仏教余話

その123
原担山の講義の様子を生々しく伝える記述もあるので、引用しておこう。はじめに、漱石を論じた、今西順吉博士の論文から、紹介しておく。
 原担山が講師として明治十二年から仏書講読を担当することになった。仏書講読という授業科目は哲学科に所属するのではなくて、和漢文学科に属するものであり、しかも随意聴講科目であった。今日の概念でいえば共通科目の相当するものであろう。この講義は法理文学部総理加藤弘之の委嘱によるものであった。加藤の言を井上が記録している。「どうも仏教にも哲学があるようだから、大学においても仏教を講じてもらったらどうだろうか。」それを聞いて学生達は聴講の希望を述べ、実現することになった。「仏教にも哲学があるようだから」という加藤の言は注意してよい。すなわち、信仰ではなくて、哲学・哲理に着目している点である。最初の講義で用いたのは『大乗起信論』であったが、そのテキストは担山が『起信論』の要点を旧訳・新訳を勘案してまとめたものであった。そして講義には学生のみならず、加藤総理はもとより外山正一教授なども席に列った。さらに大学以外からも〔文部省の〕西村茂樹博士まで来聴したという。井上は続けて言う。「兎に角、廃仏毀釈の後を受けて仏教の形勢が甚だ振はなかった時代に、大学で仏典を講じたことは、歴史上注目すべきことである。自分が初めて大乗仏教の哲学に興味を覚へたのはこの時であるが、他にも自分と同様に影響を受けたものが尠くなかったであろうと推察される。」(今西順吉「井上哲次郎の開拓者的意義」『印度学仏教学研究』49-2,平成13年,pp.528-529,〔 〕内は私の補足)

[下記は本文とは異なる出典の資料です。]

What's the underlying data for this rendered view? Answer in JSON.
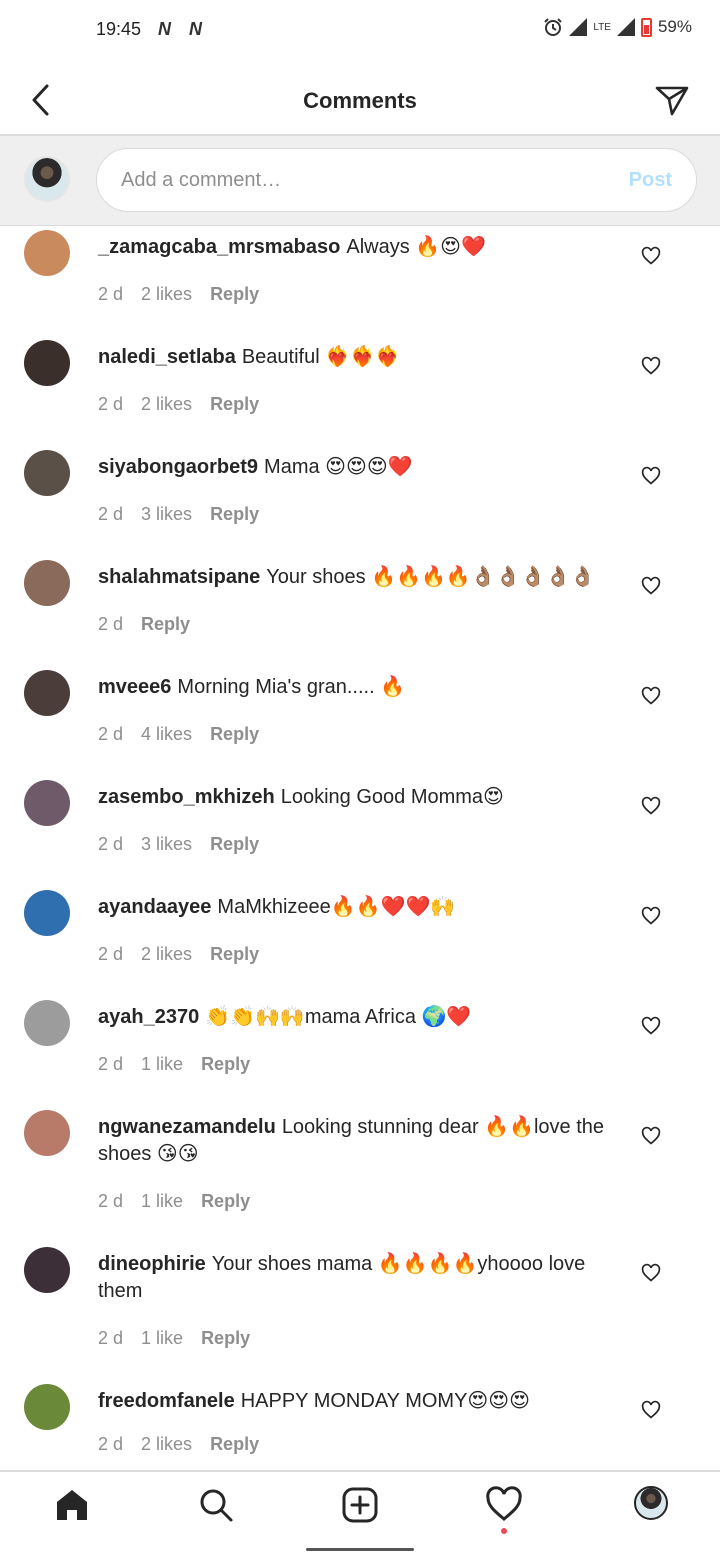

何となく、時代の雰囲気を感じ取れる文章である。ここに、登場した井上とは、井上哲次郎がフルネームで、原担山と並んで、我が国のインド思想・インド仏教のパイオニア的存在である。漱石に与えた影響からすれば、井上哲次郎のインド思想講義は、実に甚大なものがあった。そのことは、また、後に、触れることにしよう。